[swift-evolution] A shortcut for weakly referencing functions
Radosław Pietruszewski
radexpl at gmail.com
Fri Apr 1 10:09:19 CDT 2016
Here’s a pattern I find myself doing quite often:
1> class Child {
2. var onSomeEvent: () -> Void = { }
3. }
4> class Parent {
5. let child = Child()
6. init() {
7. child.onSomeEvent = doSomething
8. }
9. func doSomething() {
10. }
11. }
I have some ownership hierarchy of classes (often controllers — view controllers — views), where I pass information from children up to parents using closures set by the parent.
I like this pattern because children classes don’t have to be tied to knowledge about their parents, and I don’t have to define delegate protocols. It’s very clean, and also very easy to set up.
The only problem is that there’s a strong danger of introducing reference cycles.

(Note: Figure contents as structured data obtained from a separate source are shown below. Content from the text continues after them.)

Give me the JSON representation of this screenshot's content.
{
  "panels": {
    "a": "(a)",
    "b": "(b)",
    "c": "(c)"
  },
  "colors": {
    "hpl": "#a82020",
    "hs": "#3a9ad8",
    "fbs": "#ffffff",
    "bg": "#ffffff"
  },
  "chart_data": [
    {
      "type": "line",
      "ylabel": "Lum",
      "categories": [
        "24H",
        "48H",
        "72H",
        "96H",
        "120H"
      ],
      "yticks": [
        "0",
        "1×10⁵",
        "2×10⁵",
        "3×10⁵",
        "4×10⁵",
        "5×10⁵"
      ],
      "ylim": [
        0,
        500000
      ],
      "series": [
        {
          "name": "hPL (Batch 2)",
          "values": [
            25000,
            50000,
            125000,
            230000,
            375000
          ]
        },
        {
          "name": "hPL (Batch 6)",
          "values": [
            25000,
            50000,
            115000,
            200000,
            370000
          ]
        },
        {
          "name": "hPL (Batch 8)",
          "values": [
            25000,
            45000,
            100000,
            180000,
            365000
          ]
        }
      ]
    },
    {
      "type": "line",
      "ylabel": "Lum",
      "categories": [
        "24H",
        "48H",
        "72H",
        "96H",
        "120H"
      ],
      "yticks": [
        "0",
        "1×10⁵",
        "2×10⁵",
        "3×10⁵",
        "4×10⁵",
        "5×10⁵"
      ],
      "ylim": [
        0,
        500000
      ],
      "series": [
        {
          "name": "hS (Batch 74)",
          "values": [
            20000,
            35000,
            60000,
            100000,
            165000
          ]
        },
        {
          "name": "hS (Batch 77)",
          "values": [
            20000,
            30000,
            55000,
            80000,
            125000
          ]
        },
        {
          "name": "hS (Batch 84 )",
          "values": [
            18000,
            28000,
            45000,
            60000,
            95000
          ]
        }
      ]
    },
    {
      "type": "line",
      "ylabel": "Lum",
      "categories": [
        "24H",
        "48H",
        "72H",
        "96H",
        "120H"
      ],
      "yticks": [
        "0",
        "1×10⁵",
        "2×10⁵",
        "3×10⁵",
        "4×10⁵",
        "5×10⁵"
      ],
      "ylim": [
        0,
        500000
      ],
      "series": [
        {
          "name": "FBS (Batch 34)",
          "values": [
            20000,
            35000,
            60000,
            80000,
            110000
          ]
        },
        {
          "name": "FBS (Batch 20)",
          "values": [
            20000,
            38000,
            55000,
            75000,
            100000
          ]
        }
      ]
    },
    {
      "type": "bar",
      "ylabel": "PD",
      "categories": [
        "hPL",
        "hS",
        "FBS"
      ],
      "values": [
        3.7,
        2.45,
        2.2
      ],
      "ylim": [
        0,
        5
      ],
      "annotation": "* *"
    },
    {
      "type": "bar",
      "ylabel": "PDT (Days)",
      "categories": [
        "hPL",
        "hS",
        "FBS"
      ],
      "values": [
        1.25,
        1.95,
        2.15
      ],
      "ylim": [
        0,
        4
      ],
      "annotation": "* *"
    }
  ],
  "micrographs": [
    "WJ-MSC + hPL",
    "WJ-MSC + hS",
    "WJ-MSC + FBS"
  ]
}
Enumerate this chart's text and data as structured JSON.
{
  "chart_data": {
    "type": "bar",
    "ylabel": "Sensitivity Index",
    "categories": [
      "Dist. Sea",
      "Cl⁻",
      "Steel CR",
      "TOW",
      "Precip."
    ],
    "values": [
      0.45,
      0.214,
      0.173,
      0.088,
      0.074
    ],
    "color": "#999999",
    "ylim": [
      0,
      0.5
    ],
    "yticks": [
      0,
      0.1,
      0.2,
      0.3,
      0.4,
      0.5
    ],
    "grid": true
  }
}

With class properties, you can quite easily see the potential for a reference cycle and mark references to parents with weak/unowned. And with `self` captures in closures, you’re reminded of memory management by having to be explicit about `self`. But when passing references from parents to children, there’s no way to mark the closure property as `weak` (and there’s no reminder of the danger).
* * *
Right now, every time I pass a closure down to children, I have to wrap my references like so:
{ [unowned self] self.doSomething($0) }
instead of a neat and simple function reference:
doSomething
I think it would be useful to have a shortcut syntax for creating weak and unowned references to functions, like so:
@unowned(doSomething)
or perhaps:
#unowned(self.doSomething)
* * *
An alternative would be the ability to mark closure properties as weak or unowned. Then I could, at the *child* level, say:
unowned let onSomeEvent: () -> Void
* * *
Does this make sense? What do you think?